MS (ESI, m / z (%)): 243 (29) [M] ^{+ *} ; 184 (100); 171 (70); 128 (35).

Claims

1. Process for the industrial synthesis of the compound of formula (I)

characterized in that the following steps are carried out: ^■ is activated metallic zinc; ^■ are successively introduced a palladium complex and the compound of formula (II):  NHR  (II) wherein R represents an acetyl group or a protecting group of the primary amine function;  and the compound of formula (III):

all the reagents being in solution in an aprotic polar solvent; ^■ then heated the reaction mixture at a temperature between 40 and 80 ° C; to drive :  or, when R represents the acetyl group, directly to the compound of formula (I) which is isolated in the form of a solid; or to the compound of formula (IV):

in which R 'is a protecting group of the primary amine function, on which a deprotection reaction of the primary amine function is carried out and an acetylation reaction is carried out, to yield the compound of formula (I) which is isolated in the form of a solid. Process for the industrial synthesis of the compound of formula (I) according to claim 1, characterized in that the step of activating metallic zinc is carried out by diiod or by sequential treatment with 1,2-dibromoethane followed by trimethylsilyl chloride. Process for the industrial synthesis of the compound of formula (I) according to claim 2, characterized in that the activation step of the metallic zinc is carried out by the diiodode.
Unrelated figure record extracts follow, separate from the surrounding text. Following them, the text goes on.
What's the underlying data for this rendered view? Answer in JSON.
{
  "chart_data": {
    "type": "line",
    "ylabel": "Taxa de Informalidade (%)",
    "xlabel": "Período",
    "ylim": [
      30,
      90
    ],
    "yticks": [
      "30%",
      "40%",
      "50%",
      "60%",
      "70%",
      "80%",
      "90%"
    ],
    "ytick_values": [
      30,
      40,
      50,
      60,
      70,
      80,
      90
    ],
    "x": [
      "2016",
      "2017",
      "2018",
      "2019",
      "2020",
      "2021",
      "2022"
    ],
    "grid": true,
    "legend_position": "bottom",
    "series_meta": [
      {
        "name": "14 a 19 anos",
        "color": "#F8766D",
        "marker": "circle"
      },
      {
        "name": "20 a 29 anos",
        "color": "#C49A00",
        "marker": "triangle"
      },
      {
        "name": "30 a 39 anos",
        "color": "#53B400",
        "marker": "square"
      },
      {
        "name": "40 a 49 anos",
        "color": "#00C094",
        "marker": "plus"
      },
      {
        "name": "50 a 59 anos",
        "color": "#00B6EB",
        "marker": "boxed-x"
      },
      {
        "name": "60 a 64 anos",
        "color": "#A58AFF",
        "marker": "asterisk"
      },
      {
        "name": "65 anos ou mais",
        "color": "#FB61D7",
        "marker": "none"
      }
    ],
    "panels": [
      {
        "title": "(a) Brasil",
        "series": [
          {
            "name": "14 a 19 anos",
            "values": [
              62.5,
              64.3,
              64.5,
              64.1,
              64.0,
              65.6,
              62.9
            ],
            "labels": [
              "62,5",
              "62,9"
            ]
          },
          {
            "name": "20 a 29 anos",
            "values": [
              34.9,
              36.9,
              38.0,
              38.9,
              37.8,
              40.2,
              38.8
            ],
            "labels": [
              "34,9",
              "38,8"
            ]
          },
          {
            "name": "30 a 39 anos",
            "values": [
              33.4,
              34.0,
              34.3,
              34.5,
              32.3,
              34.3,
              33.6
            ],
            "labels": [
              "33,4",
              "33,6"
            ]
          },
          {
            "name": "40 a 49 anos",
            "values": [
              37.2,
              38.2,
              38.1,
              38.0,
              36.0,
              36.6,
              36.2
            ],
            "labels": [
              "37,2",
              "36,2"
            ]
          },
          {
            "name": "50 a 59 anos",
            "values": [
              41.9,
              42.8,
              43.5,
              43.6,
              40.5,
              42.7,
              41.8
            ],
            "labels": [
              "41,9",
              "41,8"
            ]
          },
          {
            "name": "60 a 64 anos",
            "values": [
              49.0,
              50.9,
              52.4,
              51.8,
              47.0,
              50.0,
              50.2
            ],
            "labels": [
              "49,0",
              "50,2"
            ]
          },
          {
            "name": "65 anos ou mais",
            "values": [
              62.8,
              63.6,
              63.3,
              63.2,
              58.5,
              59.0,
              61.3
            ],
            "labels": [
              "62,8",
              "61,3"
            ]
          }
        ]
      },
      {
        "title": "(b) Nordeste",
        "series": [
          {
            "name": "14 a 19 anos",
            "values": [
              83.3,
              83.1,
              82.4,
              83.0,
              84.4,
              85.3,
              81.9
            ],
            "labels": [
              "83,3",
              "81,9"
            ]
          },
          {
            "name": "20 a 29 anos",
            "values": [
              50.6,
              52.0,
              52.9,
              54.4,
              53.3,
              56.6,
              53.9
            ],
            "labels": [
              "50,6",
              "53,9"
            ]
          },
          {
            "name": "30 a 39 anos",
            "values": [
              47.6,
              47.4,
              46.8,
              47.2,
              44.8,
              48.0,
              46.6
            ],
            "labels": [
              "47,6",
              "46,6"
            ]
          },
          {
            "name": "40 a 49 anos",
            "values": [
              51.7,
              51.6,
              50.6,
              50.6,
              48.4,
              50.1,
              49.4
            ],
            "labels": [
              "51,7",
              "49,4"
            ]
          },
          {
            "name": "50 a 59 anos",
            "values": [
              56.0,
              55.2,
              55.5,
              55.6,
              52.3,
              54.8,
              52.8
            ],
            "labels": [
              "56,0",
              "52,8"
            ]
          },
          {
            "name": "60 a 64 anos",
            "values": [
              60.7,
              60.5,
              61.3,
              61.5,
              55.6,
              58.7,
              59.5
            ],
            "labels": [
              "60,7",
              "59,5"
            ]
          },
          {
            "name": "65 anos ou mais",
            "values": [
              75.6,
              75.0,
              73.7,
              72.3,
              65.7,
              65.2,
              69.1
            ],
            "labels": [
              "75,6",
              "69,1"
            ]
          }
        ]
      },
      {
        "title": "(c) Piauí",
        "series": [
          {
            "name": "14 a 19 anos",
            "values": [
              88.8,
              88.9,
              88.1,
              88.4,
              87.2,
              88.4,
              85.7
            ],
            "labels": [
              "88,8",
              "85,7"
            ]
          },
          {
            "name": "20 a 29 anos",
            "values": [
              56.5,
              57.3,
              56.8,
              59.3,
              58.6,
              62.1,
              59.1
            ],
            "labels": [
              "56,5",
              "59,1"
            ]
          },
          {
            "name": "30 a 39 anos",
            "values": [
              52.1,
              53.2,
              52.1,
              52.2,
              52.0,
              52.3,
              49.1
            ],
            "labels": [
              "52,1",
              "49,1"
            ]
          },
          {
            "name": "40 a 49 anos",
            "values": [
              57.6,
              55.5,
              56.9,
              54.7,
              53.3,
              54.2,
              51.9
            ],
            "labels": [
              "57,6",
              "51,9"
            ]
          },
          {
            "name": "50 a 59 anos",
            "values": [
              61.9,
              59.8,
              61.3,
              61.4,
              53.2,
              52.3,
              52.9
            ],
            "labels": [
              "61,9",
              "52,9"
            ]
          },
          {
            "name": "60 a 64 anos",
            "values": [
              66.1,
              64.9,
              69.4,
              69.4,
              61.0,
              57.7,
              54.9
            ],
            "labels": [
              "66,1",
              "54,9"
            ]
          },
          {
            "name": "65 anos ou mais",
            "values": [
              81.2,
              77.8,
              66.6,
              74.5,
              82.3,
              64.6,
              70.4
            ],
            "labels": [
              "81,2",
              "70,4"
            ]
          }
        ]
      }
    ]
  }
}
Process for the industrial synthesis of the compound of formula (I) according to claim 1, characterized in that R represents an acetyl group. Process for the industrial synthesis of the compound of formula (I) according to Claim 1, characterized in that the aprotic polar solvent is chosen from pyridine, N-methyl-2-pyrrolidone, N, N-dimethylformamide and N, N-N-dimethylformamide. dimethylacetamide, alone or in admixture. Process for the industrial synthesis of the compound of formula (I) according to claim 5, characterized in that the aprotic polar solvent is N, N-dimethylacetamide. 7. Process for the industrial synthesis of the compound of formula (I) according to claim 1, characterized in that the palladium complex is chosen from the tris (dibenzylideneacetone) dipalladium / tris (o-tolyl) phosphine pair, the tris (dibenzylideneacetone) pair. dipalladium / tricyclohexylphosphine, tetrakis (triphenylphosphine) palladium, palladium (II) acetate or [1,3-bis (2,6-diisopropylphenyl) imidazol-2-ylidene] (3-chloropyridyl) palladium dichloride. 8. Process for the industrial synthesis of the compound of formula (I) according to claim 1, characterized in that the palladium complex is [1,3-bis (2,6-diisopropylphenyl) imidazol-2-ylidene] dichloride. -chloropyridyl) palladium. 9. Process for the industrial synthesis of the compound of formula (I) according to claim 1, characterized in that the temperature of the reaction medium is between 50 and 70 ° C. 10. Process for the industrial synthesis of the compound of formula (I) according to claim 1 characterized in that the temperature of the reaction medium is between 55 and 65 ° C. 11. Use of the compound of formula (II)

wherein R represents an acetyl group or a protecting group of the primary amine function, for the synthesis of agomelatine. 12. Use of the compound of formula (II)

 in which R represents an acetyl group or a protecting group of the primary amine function, for the synthesis of the agomelatine obtained according to the method of claims 1 to 10.